Multi-Way Representation Alignment
This addresses a scalability issue in multi-model representation alignment for researchers and practitioners in machine learning, though it is incremental as it builds on existing alignment methods.
The paper tackles the problem of aligning latent spaces of multiple neural networks, which scales quadratically with pairwise methods, by proposing Geometry-Corrected Procrustes Alignment (GCPA) to create a consistent global reference space, improving any-to-any retrieval performance.

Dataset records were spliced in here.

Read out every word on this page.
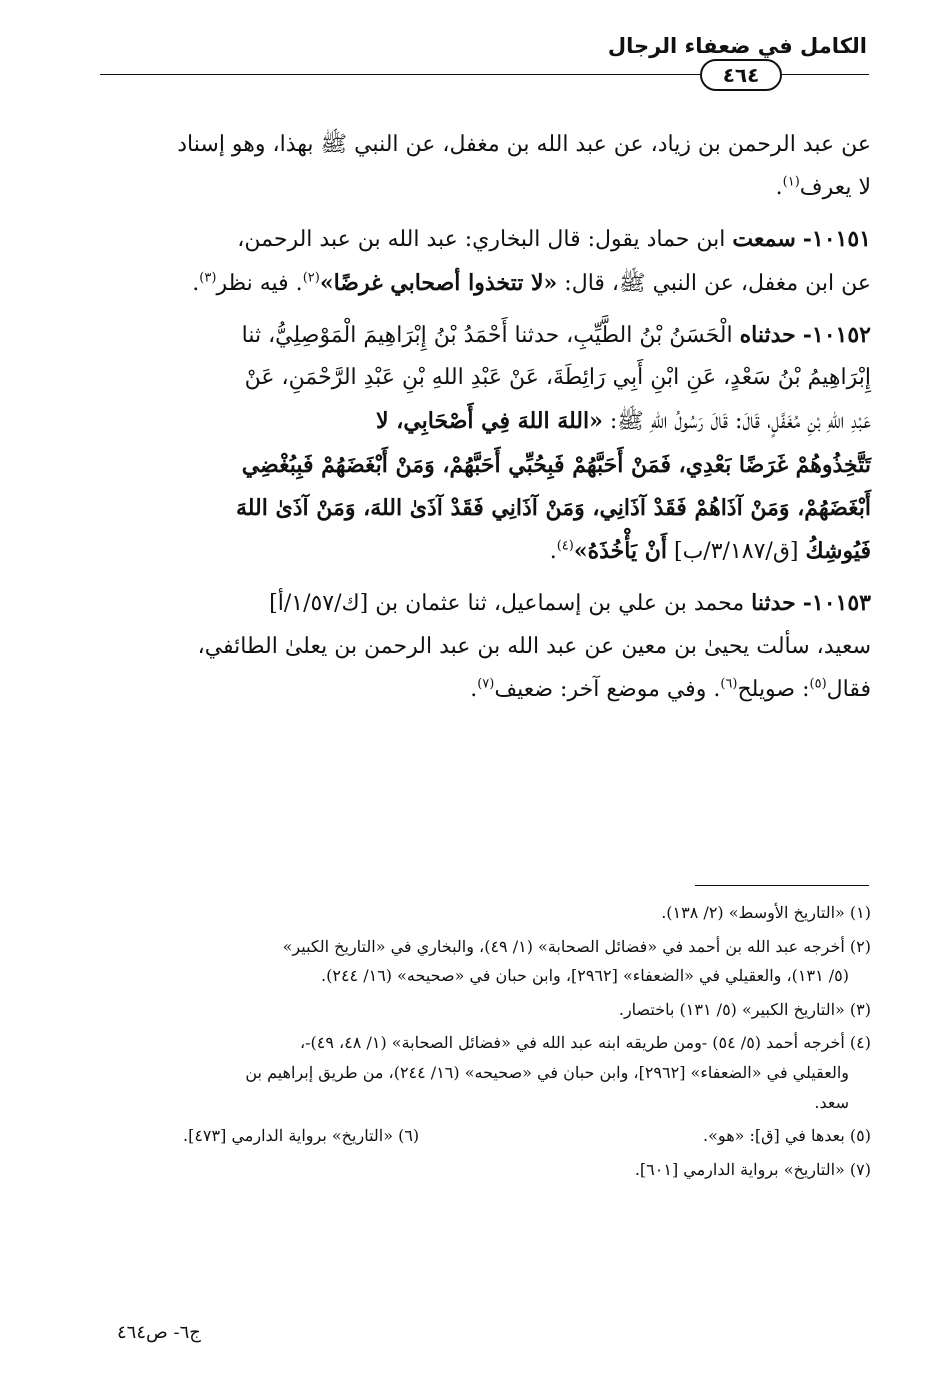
الكامل في ضعفاء الرجال
٤٦٤

عن عبد الرحمن بن زياد، عن عبد الله بن مغفل، عن النبي ﷺ بهذا، وهو إسناد
لا يعرف$^{(١)}$.

١٠١٥١- سمعت ابن حماد يقول: قال البخاري: عبد الله بن عبد الرحمن،
عن ابن مغفل، عن النبي ﷺ، قال: «لا تتخذوا أصحابي غرضًا»$^{(٢)}$. فيه نظر$^{(٣)}$.

١٠١٥٢- حدثناه الْحَسَنُ بْنُ الطَّيِّبِ، حدثنا أَحْمَدُ بْنُ إِبْرَاهِيمَ الْمَوْصِلِيُّ، ثنا
إِبْرَاهِيمُ بْنُ سَعْدٍ، عَنِ ابْنِ أَبِي رَائِطَةَ، عَنْ عَبْدِ اللهِ بْنِ عَبْدِ الرَّحْمَنِ، عَنْ
عَبْدِ اللهِ بْنِ مُغَفَّلٍ، قَالَ: قَالَ رَسُولُ اللهِ ﷺ: «اللهَ اللهَ فِي أَصْحَابِي، لا
تَتَّخِذُوهُمْ غَرَضًا بَعْدِي، فَمَنْ أَحَبَّهُمْ فَبِحُبِّي أَحَبَّهُمْ، وَمَنْ أَبْغَضَهُمْ فَبِبُغْضِي
أَبْغَضَهُمْ، وَمَنْ آذَاهُمْ فَقَدْ آذَانِي، وَمَنْ آذَانِي فَقَدْ آذَىٰ اللهَ، وَمَنْ آذَىٰ اللهَ
فَيُوشِكُ [ق/٣/١٨٧/ب] أَنْ يَأْخُذَهُ»$^{(٤)}$.

١٠١٥٣- حدثنا محمد بن علي بن إسماعيل، ثنا عثمان بن [ك/١/٥٧/أ]
سعيد، سألت يحيىٰ بن معين عن عبد الله بن عبد الرحمن بن يعلىٰ الطائفي،
فقال$^{(٥)}$: صويلح$^{(٦)}$. وفي موضع آخر: ضعيف$^{(٧)}$.

(١) «التاريخ الأوسط» (٢/ ١٣٨).

(٢) أخرجه عبد الله بن أحمد في «فضائل الصحابة» (١/ ٤٩)، والبخاري في «التاريخ الكبير»
(٥/ ١٣١)، والعقيلي في «الضعفاء» [٢٩٦٢]، وابن حبان في «صحيحه» (١٦/ ٢٤٤).

(٣) «التاريخ الكبير» (٥/ ١٣١) باختصار.

(٤) أخرجه أحمد (٥/ ٥٤) -ومن طريقه ابنه عبد الله في «فضائل الصحابة» (١/ ٤٨، ٤٩)-،
والعقيلي في «الضعفاء» [٢٩٦٢]، وابن حبان في «صحيحه» (١٦/ ٢٤٤)، من طريق إبراهيم بن
سعد.

(٥) بعدها في [ق]: «هو».
(٦) «التاريخ» برواية الدارمي [٤٧٣].

(٧) «التاريخ» برواية الدارمي [٦٠١].

ج٦- ص٤٦٤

The Platonic Representation Hypothesis suggests that independently trained neural networks converge to increasingly similar latent spaces. However, current strategies for mapping these representations are inherently pairwise, scaling quadratically with the number of models and failing to yield a consistent global reference. In this paper, we study the alignment of $M \ge 3$ models. We first adapt Generalized Procrustes Analysis (GPA) to construct a shared orthogonal universe that preserves the internal geometry essential for tasks like model stitching. We then show that strict isometric alignment is suboptimal for retrieval, where agreement-maximizing methods like Canonical Correlation Analysis (CCA) typically prevail. To bridge this gap, we finally propose Geometry-Corrected Procrustes Alignment (GCPA), which establishes a robust GPA-based universe followed by a post-hoc correction for directional mismatch. Extensive experiments demonstrate that GCPA consistently improves any-to-any retrieval while retaining a practical shared reference space.